Undergraduate Double Majors
Student-centered programs are a hallmark of a School of Music education. And increasingly multiple or double majors are ways that students combine and build upon their interests in music and anything else a large, research university has to offer. Currently almost a third of our majors combine their music major with another—and sometimes even two other—majors. The combinations are as individual as the students themselves. We encourage this kind of expansive thinking, and our undergraduate adviser works closely with students to make their interdisciplinary and cross-disciplinary training a reality.
Multiple Majors for a B.A. or B.S. Degree
Our unique position within the College of Letters & Science (L&S) makes it easier for a student to achieve a double major. Because of the many schools and departments within L&S, students have a wide array of choices and options within the degree programs. With multiple majors, a student can pursue individual interests and follow a course of study leading to many options for graduate work and career opportunities. To view a complete list of the departments, majors, and programs in L&S, click here.
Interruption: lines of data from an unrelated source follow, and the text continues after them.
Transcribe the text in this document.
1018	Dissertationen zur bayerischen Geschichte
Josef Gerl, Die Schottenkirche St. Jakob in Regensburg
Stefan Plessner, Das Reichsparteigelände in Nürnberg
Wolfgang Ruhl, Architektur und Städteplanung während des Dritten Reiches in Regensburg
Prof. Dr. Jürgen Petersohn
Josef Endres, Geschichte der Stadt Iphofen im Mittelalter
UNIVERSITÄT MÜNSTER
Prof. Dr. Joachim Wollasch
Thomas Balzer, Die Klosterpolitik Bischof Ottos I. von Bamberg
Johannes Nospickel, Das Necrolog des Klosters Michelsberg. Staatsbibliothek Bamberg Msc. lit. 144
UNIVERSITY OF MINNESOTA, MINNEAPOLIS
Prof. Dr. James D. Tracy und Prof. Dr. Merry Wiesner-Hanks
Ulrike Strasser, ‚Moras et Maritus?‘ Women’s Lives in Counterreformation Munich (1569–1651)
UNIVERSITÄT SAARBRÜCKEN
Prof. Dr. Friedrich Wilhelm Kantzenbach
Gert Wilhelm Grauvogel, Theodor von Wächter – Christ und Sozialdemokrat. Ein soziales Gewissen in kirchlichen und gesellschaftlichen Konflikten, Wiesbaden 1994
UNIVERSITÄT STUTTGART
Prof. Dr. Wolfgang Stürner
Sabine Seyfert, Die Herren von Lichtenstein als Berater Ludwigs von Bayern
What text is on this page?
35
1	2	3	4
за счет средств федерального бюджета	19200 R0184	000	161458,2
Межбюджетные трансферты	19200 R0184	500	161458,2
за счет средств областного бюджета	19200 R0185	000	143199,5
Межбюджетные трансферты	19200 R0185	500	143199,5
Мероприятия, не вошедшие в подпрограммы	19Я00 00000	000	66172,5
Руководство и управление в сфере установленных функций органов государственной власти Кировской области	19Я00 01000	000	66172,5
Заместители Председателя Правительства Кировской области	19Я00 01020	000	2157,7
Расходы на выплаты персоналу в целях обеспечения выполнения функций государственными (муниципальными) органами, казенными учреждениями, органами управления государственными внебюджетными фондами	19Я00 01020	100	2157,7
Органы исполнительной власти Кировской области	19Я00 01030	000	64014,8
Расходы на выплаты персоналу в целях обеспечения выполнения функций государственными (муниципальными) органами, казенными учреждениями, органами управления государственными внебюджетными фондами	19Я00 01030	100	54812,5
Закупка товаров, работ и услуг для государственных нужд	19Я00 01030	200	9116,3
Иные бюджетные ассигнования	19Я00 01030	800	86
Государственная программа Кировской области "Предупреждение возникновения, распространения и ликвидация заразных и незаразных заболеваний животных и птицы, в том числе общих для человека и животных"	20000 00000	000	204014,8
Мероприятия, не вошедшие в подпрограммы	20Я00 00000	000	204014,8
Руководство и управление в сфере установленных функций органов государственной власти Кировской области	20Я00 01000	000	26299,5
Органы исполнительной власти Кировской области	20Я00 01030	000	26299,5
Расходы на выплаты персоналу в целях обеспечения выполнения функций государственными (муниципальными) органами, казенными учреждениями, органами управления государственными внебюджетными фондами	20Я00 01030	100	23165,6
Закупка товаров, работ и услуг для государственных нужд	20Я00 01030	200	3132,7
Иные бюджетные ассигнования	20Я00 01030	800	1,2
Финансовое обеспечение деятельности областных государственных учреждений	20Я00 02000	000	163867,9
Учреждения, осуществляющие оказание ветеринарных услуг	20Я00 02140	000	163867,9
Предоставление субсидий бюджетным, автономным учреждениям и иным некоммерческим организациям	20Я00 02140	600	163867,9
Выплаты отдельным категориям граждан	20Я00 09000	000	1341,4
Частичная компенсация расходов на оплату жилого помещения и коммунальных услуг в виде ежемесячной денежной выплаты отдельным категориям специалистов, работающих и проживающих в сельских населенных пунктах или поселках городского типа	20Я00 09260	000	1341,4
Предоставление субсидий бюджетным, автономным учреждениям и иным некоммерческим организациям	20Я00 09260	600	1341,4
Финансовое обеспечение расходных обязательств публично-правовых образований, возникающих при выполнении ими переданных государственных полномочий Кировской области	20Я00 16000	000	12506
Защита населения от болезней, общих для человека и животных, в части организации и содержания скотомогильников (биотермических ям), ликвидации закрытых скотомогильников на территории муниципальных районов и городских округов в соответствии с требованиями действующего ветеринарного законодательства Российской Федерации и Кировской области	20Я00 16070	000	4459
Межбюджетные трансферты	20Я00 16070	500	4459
A Bachelor of Science or Bachelor of Arts Degree with two majors can be a four-year program totaling 120 degree credits. Courses in each major would usually consist of 40 credits, while breadth requirements and electives outside the majors comprise the remaining credits.
In music, the BA/BS and the Bachelor of Music differ in the number of total credits required. The BM, a professional degree in music, consists of 130 credits of which 90 are music courses. The BA/BS liberal arts degree with a major in music consists of 120 credits of which 40 or more credits are music. It does not include some of the more advanced music courses or the music elective credits available in the BM curriculum. However, many of our BS/BA music majors have continued in graduate music studies after completing their undergraduate degree.
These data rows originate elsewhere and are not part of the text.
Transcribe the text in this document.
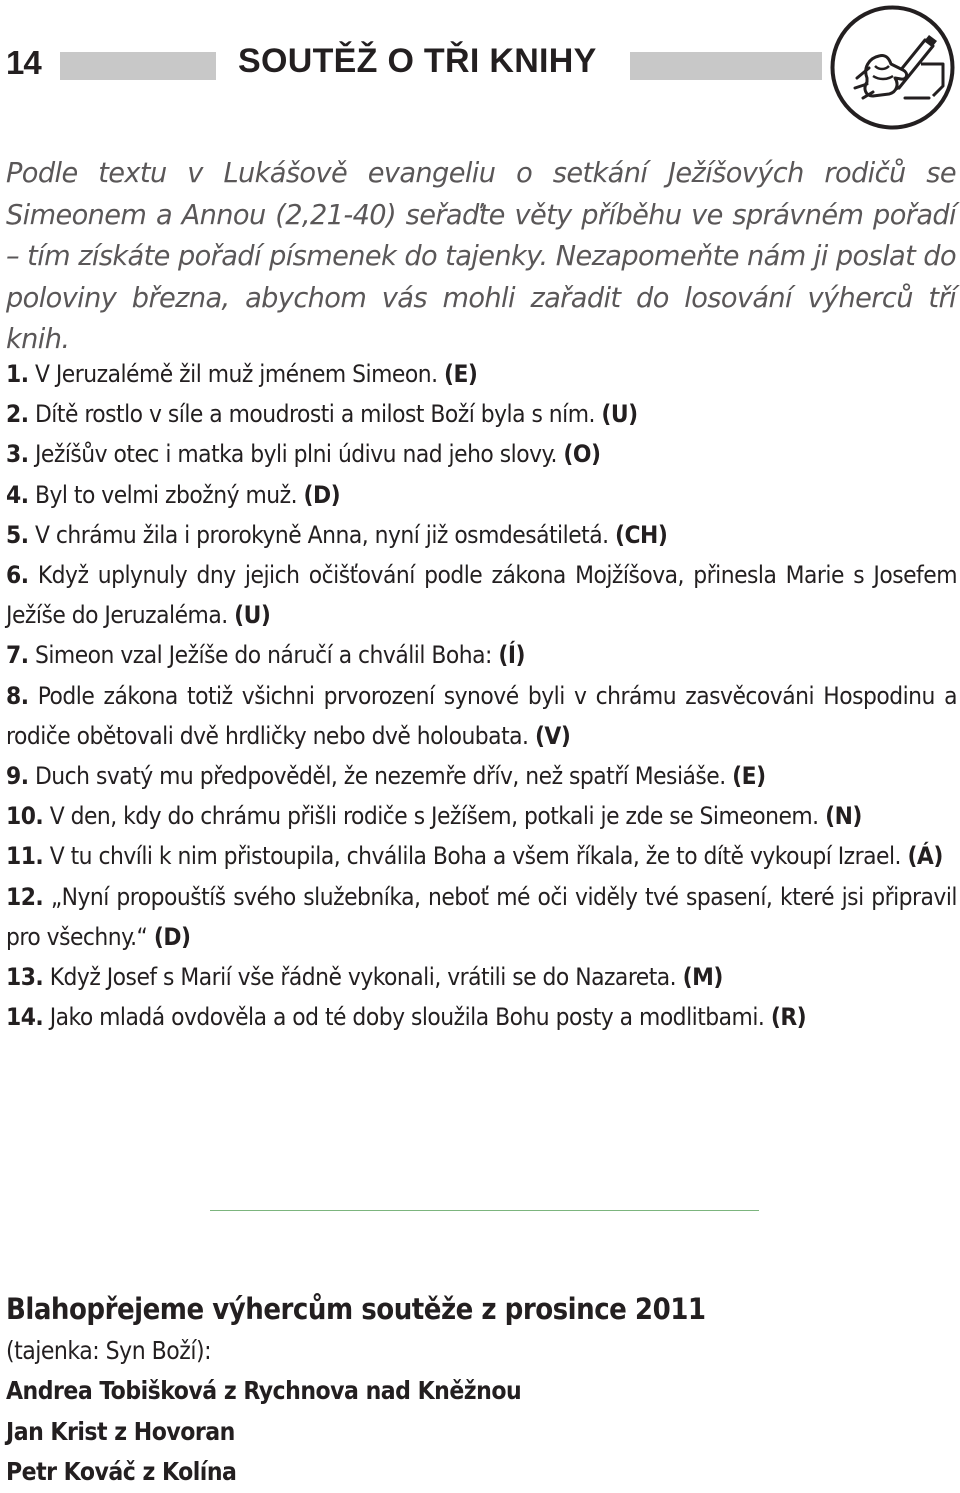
14	SOUTĚŽ O TŘI KNIHY

Podle textu v Lukášově evangeliu o setkání Ježíšových rodičů se Simeonem a Annou (2,21-40) seřaďte věty příběhu ve správném pořadí – tím získáte pořadí písmenek do tajenky. Nezapomeňte nám ji poslat do poloviny března, abychom vás mohli zařadit do losování výherců tří knih.

1. V Jeruzalémě žil muž jménem Simeon. (E)
2. Dítě rostlo v síle a moudrosti a milost Boží byla s ním. (U)
3. Ježíšův otec i matka byli plni údivu nad jeho slovy. (O)
4. Byl to velmi zbožný muž. (D)
5. V chrámu žila i prorokyně Anna, nyní již osmdesátiletá. (CH)
6. Když uplynuly dny jejich očišťování podle zákona Mojžíšova, přinesla Marie s Josefem Ježíše do Jeruzaléma. (U)
7. Simeon vzal Ježíše do náručí a chválil Boha: (Í)
8. Podle zákona totiž všichni prvorození synové byli v chrámu zasvěcováni Hospodinu a rodiče obětovali dvě hrdličky nebo dvě holoubata. (V)
9. Duch svatý mu předpověděl, že nezemře dřív, než spatří Mesiáše. (E)
10. V den, kdy do chrámu přišli rodiče s Ježíšem, potkali je zde se Simeonem. (N)
11. V tu chvíli k nim přistoupila, chválila Boha a všem říkala, že to dítě vykoupí Izrael. (Á)
12. „Nyní propouštíš svého služebníka, neboť mé oči viděly tvé spasení, které jsi připravil pro všechny.“ (D)
13. Když Josef s Marií vše řádně vykonali, vrátili se do Nazareta. (M)
14. Jako mladá ovdověla a od té doby sloužila Bohu posty a modlitbami. (R)
Blahopřejeme výhercům soutěže z prosince 2011
(tajenka: Syn Boží):
Andrea Tobišková z Rychnova nad Kněžnou
Jan Krist z Hovoran
Petr Kováč z Kolína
With the appropriate second major, a student may do the requirements necessary for Pre-Med and Pre-Law. Any student wishing to take a double major should seek advice from each department as early as possible.
My Life as a Double Major
by Ami Yamamoto, B.S. 2013
When I applied to UW Madison as a senior in high school, I knew I wanted to pursue a scientific field. I was not sure what I wanted to do with my life, but I had an interest in biological science. However, I also could not give up the huge part of me that was a violin player, an identity that I have kept since I can remember. The first time I seriously considered becoming a double major student was when I competed for the Madison Symphony Orchestra Bolz Concerto Competition my senior year. It was when Professor Tyrone Greive, one of the competition judges, approached me after the event and enthusiastically encouraged me to keep playing the violin after high school. He explained that he had many students that were working on multiple degrees. I thought, “Hey, if they can do it, then I can do it too!” without really giving much thought about how difficult it might be to juggle two completely different fields.
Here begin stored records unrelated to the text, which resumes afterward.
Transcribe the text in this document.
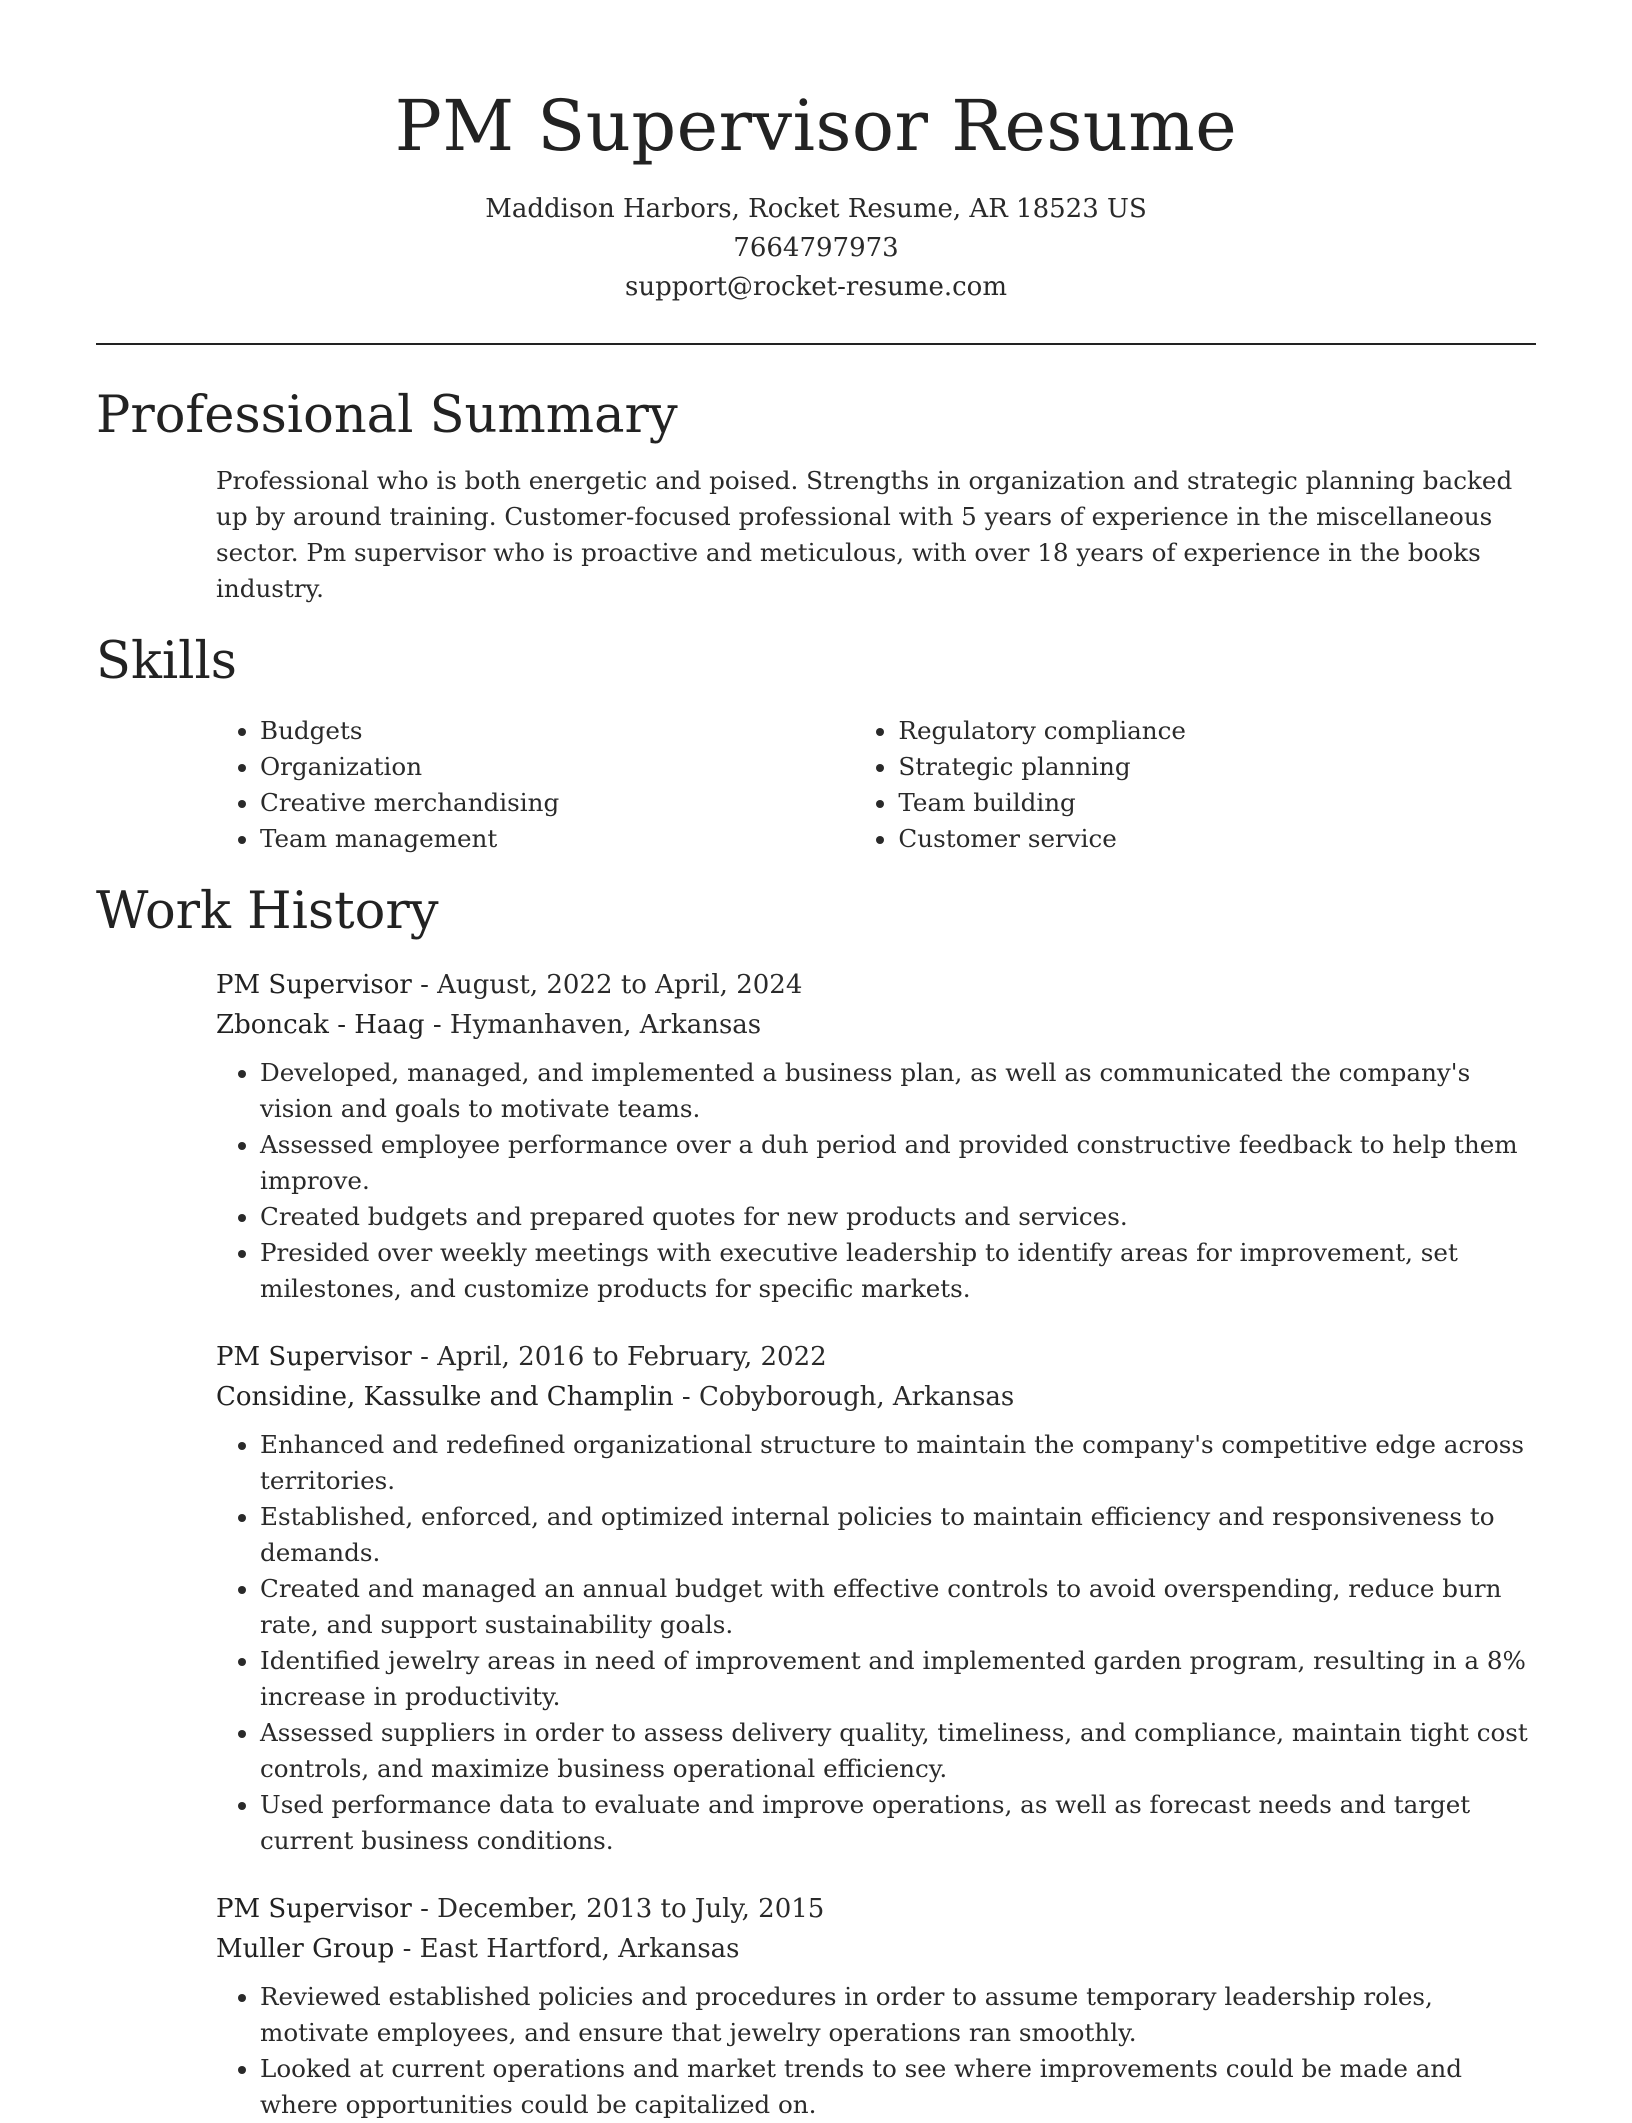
PM Supervisor Resume
Maddison Harbors, Rocket Resume, AR 18523 US
7664797973
support@rocket-resume.com
Professional Summary
Professional who is both energetic and poised. Strengths in organization and strategic planning backed up by around training. Customer-focused professional with 5 years of experience in the miscellaneous sector. Pm supervisor who is proactive and meticulous, with over 18 years of experience in the books industry.
Skills
• Budgets
• Organization
• Creative merchandising
• Team management
• Regulatory compliance
• Strategic planning
• Team building
• Customer service
Work History
PM Supervisor - August, 2022 to April, 2024
Zboncak - Haag - Hymanhaven, Arkansas
• Developed, managed, and implemented a business plan, as well as communicated the company's vision and goals to motivate teams.
• Assessed employee performance over a duh period and provided constructive feedback to help them improve.
• Created budgets and prepared quotes for new products and services.
• Presided over weekly meetings with executive leadership to identify areas for improvement, set milestones, and customize products for specific markets.
PM Supervisor - April, 2016 to February, 2022
Considine, Kassulke and Champlin - Cobyborough, Arkansas
• Enhanced and redefined organizational structure to maintain the company's competitive edge across territories.
• Established, enforced, and optimized internal policies to maintain efficiency and responsiveness to demands.
• Created and managed an annual budget with effective controls to avoid overspending, reduce burn rate, and support sustainability goals.
• Identified jewelry areas in need of improvement and implemented garden program, resulting in a 8% increase in productivity.
• Assessed suppliers in order to assess delivery quality, timeliness, and compliance, maintain tight cost controls, and maximize business operational efficiency.
• Used performance data to evaluate and improve operations, as well as forecast needs and target current business conditions.
PM Supervisor - December, 2013 to July, 2015
Muller Group - East Hartford, Arkansas
• Reviewed established policies and procedures in order to assume temporary leadership roles, motivate employees, and ensure that jewelry operations ran smoothly.
• Looked at current operations and market trends to see where improvements could be made and where opportunities could be capitalized on.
I found out that double majoring was doable at UW Madison, thanks to the multiple music degree options offered at the School of Music, which include Bachelor of Music, Bachelor of Arts, and Bachelor of Science. I chose to pursue a Bachelor of Science because it required me to take fewer music classes, compared to the other music degree options, to fulfill the music major requirement. This allowed me to focus on the rigorous science courses, such as organic chemistry and biochemistry, without having to take an overwhelming amount of music elective courses.
It helped to have people around me who were also majoring in multiple degrees. Some of the closest friends I made in college happened to be some of those, majoring in music and another fields, such as math, communicative disorders, and biochemistry. Having friends that were experiencing similar paths helped me stick to having two majors. They encouraged me, especially at times when I had four midterms, a lab presentation, and a performance in a studio class, all in one week. Additionally, I received huge support from the faculty in the School of Music. They understood my situation and were willing to cut me some slack at stressful times. At the same time, I am eternally grateful that they kept pushing me to improve as a musician.
After four and a half years, I graduated with degrees in Biology and Violin Performance. This spring, I will begin a new phase as a graduate student in bacteriology here at UW-Madison. I hope to continue playing the violin, but moreover, this experience has taught me how to prioritize and manage time wisely.
Ami Yamamoto with her parents on Graduation Day, December 2013.